Dáil debates

Wednesday, 17 June 2009

Unemployment Levels: Motion (Resumed)

 

7:00 pm

Photo of Joe CostelloJoe Costello (Dublin Central, Labour)

I am pleased to have the opportunity to address this issue, which I regard as the most crucial in the current economic crisis. I compliment Deputy Penrose on the motion.

As you know, a Leas-Cheann Comhairle, there are almost 400,000 people unemployed, which is almost double the number for 12 months ago. Thus, all the good work of the past 12 years of prosperity has now been wiped out in one single year's catastrophe. Unemployment is not just another statistic; it is the human face of the economic crisis. It is a personal family tragedy involving the loss of a career, damage to family cohesion, and the drastic curtailment of the provision of food, accommodation, education and recreation. The fabric of the local community is undermined and there is a cumulative negative effect on the fabric of society.

The Government's obsession with bailing out the banks has dominated its approach to the economic crisis to date. It has failed to focus on the only issue that really matters: the effect of the crisis on people's lives through loss of jobs, which deprives them and their families of economic and personal independence. Unemployment is a national emergency. Every relevant agency and Department should be redirected towards job retention, job creation, training and education.

I have said again and again in the House that the greatest requirement of the Government at the moment is to ensure there is a flow of credit to small and medium-sized businesses, which employ 800,000 people, constituting 64% of the private sector workforce or approximately 50% of the entire workforce. They are the lifeblood of the economy, yet they are haemorrhaging jobs because the banks are simply refusing to provide them with the credit they need to keep their businesses operating efficiently. Surveys conducted by ISME in February and May 2009 show that the credit crunch is worsening and that neither the banks nor the Government are prepared to take action to alleviate the situation. The €30 billion that the EU made available last October to member states through the European Investment Bank has not been distributed in loans by Irish banks to the business sector. That is a disgrace.

Clearly, the private banking system is driven solely by private gain for its shareholders and has no interest in the employment needs of the people. Thus, it is essential that we take the banks into public ownership for the duration of the crisis and that we establish a permanent national investment bank which will invest in the country, its enterprises and its people and help retain and create jobs. In addition, the national investment bank should have the remit of drawing down funds from the European Investment Bank and the European Bank for Reconstruction and Development. That is what these banks were set up for.

The local authorities, which have newly elected councillors with creative ideas, should be harnessed in a national job creation campaign.
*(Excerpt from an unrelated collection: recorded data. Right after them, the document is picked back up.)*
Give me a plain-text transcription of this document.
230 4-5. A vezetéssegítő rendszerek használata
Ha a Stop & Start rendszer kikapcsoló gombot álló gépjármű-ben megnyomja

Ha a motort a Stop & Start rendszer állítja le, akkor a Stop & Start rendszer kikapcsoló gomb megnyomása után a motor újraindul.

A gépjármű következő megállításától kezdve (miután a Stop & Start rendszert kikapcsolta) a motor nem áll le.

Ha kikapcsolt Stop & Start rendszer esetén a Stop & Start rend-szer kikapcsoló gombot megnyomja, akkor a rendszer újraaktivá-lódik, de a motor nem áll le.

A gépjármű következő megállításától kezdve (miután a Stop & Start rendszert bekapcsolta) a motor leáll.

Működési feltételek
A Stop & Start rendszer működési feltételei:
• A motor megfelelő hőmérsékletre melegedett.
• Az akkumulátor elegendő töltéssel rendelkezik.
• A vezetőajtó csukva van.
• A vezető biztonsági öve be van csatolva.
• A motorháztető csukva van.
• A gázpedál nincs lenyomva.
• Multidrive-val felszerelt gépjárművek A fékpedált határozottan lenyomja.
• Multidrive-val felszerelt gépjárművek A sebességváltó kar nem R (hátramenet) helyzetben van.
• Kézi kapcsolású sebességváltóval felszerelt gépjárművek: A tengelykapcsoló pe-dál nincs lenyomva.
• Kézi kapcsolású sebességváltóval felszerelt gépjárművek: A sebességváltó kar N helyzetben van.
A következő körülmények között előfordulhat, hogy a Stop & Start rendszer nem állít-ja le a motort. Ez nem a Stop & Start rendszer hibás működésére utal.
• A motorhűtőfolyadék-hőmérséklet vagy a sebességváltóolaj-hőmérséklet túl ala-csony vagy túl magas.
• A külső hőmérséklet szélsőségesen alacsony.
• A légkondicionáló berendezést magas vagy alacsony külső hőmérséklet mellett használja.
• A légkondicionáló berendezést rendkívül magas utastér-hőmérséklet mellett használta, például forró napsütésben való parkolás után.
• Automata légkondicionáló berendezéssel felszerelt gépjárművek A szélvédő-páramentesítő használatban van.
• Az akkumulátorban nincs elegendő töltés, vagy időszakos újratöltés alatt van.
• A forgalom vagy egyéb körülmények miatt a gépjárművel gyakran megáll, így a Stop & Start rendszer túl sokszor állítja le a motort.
Already the new Lord Mayor of Dublin has announced, at her inauguration on Monday, that she will establish a Lord Mayor's commission on employment, training and education for the city of Dublin. This job creation initiative will be led by the new council and will involve all stakeholders in the capital in order to focus their resources and energies on job creation and retention. This initiative could and should be replicated all over the country, as there would be great enthusiasm among newly elected councillors and other stakeholders.

In addition, universities, colleges, institutes of education, vocational education committees and FÁS must be harnessed to create new ideas for employment and new learning and training programmes for the unemployed. Finally, the State itself should realise, as Deputy Tuffy said, that the private sector is not in a position to kick-start the economy at present as it is so encumbered by unprecedented debt and market instability. The Government should become the engine of national economic renewal and provide an economic stimulus by directly funding the collapsed public private partnership urban regeneration programmes, providing for a comprehensive programme of home insulation and improvement, and providing - as the Labour Party has called for time and again - a national programme to eliminate poor school buildings and prefabs through a major new schools building programme.